Bu soruya küresel pandemi ve Rusya- Ukrayna Savaşı'na kadar 'evet' diyebilmek mümkündü. Bir tarafta gerçek manada açık, serbest bir piyasa ekonomisine dayalı bir sistem, diğer tarafta kısmen kapalı, tam kontrollü bir piyasa ekonomisine dayalı bir sistem ve bu iki sistemin farklı oranlarda karıştırılmış, hibrid versiyonlarıyla üretimi, ticareti ve kalkınmasını sürdüren çok sayıda ülke. Kimse kimsenin ekonomik sistemine karışmıyordu. Ta ki, 2 'siyah kuğu' küresel pandemi ve Rusya-Ukrayna Savaşı'nın tetiklediği ve küresel manşete taşıdığı 'küresel tedarik zinciri güvenliği', 'küresel enerji güvenliği' ve 'küresel gıda güvenliği' krizlerine kadar. Yani, sorunun cevabı artık 'hayır'.

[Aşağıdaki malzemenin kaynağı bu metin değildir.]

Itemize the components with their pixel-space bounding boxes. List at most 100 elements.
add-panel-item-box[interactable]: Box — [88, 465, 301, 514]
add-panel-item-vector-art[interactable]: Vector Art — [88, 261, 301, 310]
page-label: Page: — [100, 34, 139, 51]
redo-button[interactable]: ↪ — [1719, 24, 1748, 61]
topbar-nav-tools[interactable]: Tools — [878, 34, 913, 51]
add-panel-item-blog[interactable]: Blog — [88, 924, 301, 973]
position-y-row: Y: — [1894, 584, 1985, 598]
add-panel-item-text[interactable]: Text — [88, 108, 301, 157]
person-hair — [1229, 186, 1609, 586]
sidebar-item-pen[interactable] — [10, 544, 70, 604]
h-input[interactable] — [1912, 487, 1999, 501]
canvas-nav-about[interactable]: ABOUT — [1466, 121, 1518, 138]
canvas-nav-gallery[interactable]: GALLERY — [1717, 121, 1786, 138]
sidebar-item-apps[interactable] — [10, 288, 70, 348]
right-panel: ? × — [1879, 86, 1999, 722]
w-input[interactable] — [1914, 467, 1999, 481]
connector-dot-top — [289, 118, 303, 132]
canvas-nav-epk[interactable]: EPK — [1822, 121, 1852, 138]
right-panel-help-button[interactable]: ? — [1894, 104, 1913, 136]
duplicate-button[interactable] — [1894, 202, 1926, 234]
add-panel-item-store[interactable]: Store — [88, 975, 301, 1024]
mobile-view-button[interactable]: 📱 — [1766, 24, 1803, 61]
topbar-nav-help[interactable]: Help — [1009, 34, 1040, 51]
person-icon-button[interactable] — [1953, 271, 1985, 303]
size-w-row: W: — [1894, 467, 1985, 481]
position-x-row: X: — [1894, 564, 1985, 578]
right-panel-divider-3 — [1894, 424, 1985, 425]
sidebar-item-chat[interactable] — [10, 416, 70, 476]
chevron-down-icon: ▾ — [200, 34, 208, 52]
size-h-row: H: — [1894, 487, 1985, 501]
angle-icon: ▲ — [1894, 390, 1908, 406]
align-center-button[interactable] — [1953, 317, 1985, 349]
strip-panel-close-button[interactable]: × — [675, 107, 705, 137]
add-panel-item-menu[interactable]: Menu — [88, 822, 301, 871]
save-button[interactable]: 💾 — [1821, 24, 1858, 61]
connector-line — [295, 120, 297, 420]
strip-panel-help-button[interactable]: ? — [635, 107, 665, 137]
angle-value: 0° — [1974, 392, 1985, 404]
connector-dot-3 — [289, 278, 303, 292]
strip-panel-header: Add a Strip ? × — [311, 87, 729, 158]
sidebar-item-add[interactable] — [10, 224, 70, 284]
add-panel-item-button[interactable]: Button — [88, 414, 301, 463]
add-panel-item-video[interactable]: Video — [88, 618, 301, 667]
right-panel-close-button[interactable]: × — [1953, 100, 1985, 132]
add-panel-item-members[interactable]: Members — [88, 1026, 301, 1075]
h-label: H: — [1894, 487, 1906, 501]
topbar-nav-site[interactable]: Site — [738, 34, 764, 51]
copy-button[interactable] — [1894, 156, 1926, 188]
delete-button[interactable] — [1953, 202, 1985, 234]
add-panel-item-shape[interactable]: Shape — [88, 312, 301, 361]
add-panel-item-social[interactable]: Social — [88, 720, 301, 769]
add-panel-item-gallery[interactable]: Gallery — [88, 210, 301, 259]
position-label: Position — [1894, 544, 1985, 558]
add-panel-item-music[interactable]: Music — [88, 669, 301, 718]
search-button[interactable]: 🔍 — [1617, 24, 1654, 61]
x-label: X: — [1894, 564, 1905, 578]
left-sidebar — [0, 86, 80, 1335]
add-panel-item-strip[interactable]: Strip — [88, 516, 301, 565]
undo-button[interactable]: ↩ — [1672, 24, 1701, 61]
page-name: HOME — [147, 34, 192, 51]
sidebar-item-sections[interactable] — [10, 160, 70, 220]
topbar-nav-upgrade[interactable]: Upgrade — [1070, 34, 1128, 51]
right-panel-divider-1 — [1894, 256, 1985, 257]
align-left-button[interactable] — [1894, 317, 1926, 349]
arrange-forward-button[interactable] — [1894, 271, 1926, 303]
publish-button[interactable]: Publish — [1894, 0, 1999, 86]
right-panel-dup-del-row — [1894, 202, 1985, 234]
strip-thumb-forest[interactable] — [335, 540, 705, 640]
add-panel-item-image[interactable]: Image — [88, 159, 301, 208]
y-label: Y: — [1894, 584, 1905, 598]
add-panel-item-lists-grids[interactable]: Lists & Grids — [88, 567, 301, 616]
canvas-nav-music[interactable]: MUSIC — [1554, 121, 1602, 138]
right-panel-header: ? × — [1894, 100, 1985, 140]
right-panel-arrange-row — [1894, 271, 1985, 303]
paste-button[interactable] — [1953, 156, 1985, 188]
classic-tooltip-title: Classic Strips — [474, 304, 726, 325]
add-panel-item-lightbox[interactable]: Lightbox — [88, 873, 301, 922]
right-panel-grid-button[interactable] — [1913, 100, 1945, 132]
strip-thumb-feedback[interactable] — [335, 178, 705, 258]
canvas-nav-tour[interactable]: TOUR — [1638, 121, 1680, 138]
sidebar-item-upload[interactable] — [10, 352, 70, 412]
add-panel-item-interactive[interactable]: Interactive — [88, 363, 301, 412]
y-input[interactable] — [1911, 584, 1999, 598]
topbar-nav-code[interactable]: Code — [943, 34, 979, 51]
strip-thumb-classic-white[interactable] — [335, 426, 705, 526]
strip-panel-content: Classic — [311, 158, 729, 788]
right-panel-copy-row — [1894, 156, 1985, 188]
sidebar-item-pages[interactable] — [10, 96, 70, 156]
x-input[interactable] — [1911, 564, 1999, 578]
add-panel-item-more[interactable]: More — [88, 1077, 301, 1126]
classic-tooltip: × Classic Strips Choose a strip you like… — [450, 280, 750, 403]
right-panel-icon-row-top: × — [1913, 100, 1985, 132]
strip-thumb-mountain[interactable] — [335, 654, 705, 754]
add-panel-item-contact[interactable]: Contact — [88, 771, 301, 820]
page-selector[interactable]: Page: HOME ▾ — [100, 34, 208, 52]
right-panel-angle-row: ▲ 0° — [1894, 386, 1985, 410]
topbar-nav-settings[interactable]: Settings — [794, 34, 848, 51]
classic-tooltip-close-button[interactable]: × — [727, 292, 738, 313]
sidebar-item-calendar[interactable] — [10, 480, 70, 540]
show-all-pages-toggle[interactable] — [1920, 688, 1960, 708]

Elbette, işgücü maliyetleri, enerji maliyetleri veya hammadde maliyetleri adına, 'kontrollü sistem' uygulayan ülkelerin sebep olduğu 'haksız rekabet'e, 'sübvanse fiyat politikası'na, 'aşırı yüksek kapasiteye dayalı üretim baskısı'na yönelik tartışmalar, serzenişler, müzakereler hep gündemdeydi. Ancak, günün sonunda, 'tedarik edilmesi gereken malı en ucuza dünyanın neresinden tedarik edebiliyorsan oradan et' genel kabulünden hareketle, ülkelerin farklı piyasa sistemleriyle oluşturdukları 'adaletsizlikler'e adeta göz yumuluyordu. Ancak, 2 'siyah kuğu' ile birlikte geldiğimiz nokta, artık 'çok sistemli' bir küresel ekonomiyi yürütmenin mümkün olmadığına işaret ediyor.
Kendi parasının değerini kontrol eden, kontrollü kur politikasında ısrarcı olan, gerçek manada açık, serbest ve şeffaf bir piyasa ekonomisi kültürünün bütünüyle dışında kalmayı bilinçli olarak tercih eden ülkelerin küresel ekonomik sistemde sebep oldukları 'yoğun ve derin adaletsizlik', dünya ekonomisinin ve küresel ticaretin karşı karşıya olduğu güncel tehditler ve meydan okumalar dikkate alındığında, artık sineye çekilebilecek bir tabloya işaret etmiyor. Başta OECD üyesi ülkeler olmak üzere, küresel ekonomik sistemdeki varlıklarını peşinen açık, serbest ve şeffaf bir piyasa ekonomisi ile serbest kur rejimine dayalı olarak yürüten ülkelerin, 'küresel tedarik zinciri güvenliği', 'küresel enerji güvenliği' ve 'küresel gıda güvenliği' krizlerini aşmak adına, yoğun ve derin adaletsizliğin sebebi olan ülkelere karşı yeni işbirlikleri, yeni beceriler, ortak çözüm metotları geliştirmeleri gerekiyor.
OECD çatısı altındaki ülkelerin, iklim ve çevre öncelikleri adına, üretim, tüketim ve küresel tedarik zincirine yönelik daha güçlü, daha kalıcı 'değerler bütünü' oluşturmaları gerekiyor. Küresel tedarik sisteminin bir parçası olan şirketlerin daha güçlü bir farkındalıkla küresel etik kodlara davet edilmesi, tüketicilerin daha güçlü mesajlarla bilinçlendirilmesi gerekiyor. Gerçek piyasa ekonomisi kültürünü bütünüyle reddeden ülkelerle birlikte yaşamanın nasıl yönetileceğine dair ciddi araştırmalar ve analizler yapılması, yeni taktik ve stratejiler geliştirilmesi gerekiyor. Küresel tedarik zincirini, gerçek piyasa ekonomisi kültürünü reddeden ülkeler olmadan, onlara ihtiyaç duymadan, yeniden tasarlamak gerekiyor. Çünkü, ancak bu şekilde, gerçek ve şeffaf piyasa ekonomisi modelini bilinçli olarak reddeden ülkeler daha 'adil' bir küresel ekonomik sistemin inşasında birlikte olmaya ikna edilebilir. 'Onlarsız kriz olur' çığırtkanlığı yerine, 'onlarsız sürdürülebilir bir dünyanın inşası'na odaklamanın artık zamanıdır.